2) Handle the keyword creation outside of Java. Right now, keywords are generated for several tables (project, covermethod, stratummethod, commconcept, party, place, observation) to increase search speed on pertinent keywords within the package. Instead of doing this in Java, which requires lots of semi-large Hastables and Vectors, a postgres trigger should probably be written to handle the keyword creation. The trigger could be written in any number of scripting languages or could be pre-compiled C code. I'm not a fan of the C code idea since it would make installation on multiple environments a PITA, but it would be fast. This is also a non-trivial change to the system and could potentially take a month or more to complete.
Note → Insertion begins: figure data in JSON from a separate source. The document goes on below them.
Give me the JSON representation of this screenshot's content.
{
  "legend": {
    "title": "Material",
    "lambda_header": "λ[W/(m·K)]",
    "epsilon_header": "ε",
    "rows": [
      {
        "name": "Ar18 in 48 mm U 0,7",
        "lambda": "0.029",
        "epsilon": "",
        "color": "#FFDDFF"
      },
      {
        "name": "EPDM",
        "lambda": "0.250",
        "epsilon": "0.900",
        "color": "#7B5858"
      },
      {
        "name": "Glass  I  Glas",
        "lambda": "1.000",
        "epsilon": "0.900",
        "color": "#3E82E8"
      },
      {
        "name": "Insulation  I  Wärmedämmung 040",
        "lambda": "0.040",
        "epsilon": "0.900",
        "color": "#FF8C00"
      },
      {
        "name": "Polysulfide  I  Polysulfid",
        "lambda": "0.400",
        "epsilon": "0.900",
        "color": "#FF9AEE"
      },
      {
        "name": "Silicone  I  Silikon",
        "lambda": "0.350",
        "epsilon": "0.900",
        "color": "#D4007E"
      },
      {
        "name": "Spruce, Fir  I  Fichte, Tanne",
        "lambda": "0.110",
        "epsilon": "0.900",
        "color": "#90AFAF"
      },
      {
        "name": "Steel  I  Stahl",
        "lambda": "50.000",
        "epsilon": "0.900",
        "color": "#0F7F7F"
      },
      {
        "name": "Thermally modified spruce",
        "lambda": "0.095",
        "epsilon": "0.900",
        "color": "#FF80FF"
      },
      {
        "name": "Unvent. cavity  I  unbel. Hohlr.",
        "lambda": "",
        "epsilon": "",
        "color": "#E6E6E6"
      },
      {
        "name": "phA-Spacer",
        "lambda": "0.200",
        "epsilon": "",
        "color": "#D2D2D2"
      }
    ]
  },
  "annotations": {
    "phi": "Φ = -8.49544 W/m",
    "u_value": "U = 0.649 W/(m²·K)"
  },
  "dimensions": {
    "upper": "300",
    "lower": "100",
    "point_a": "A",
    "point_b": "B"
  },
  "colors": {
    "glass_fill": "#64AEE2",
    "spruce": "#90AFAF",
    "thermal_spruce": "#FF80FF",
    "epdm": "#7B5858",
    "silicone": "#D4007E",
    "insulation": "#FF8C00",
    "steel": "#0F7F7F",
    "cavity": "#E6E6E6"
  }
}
3) Do some further analysis to find more fields like accessionCode that get accessed a lot and index them. I looked at the fields and the sql a bit, but since I'm still pretty unfamiliar with the datamodel, it's not clear to me what fields get the most hits. Michael could probably identify these easier than I can.
Updated by Chad Berkley over 18 years ago
Typo fixes for the last comment...oops.
(In reply to comment #5)
1) Change the SAX parser parse and load per observation instead of per vegbankPackage.
.....
reduce memory requirements and decrease overall load time.
Updated by Chad Berkley over 18 years ago
this is as done as it's going to get. the only way this is going to get faster is to significantly change the code base or the schema.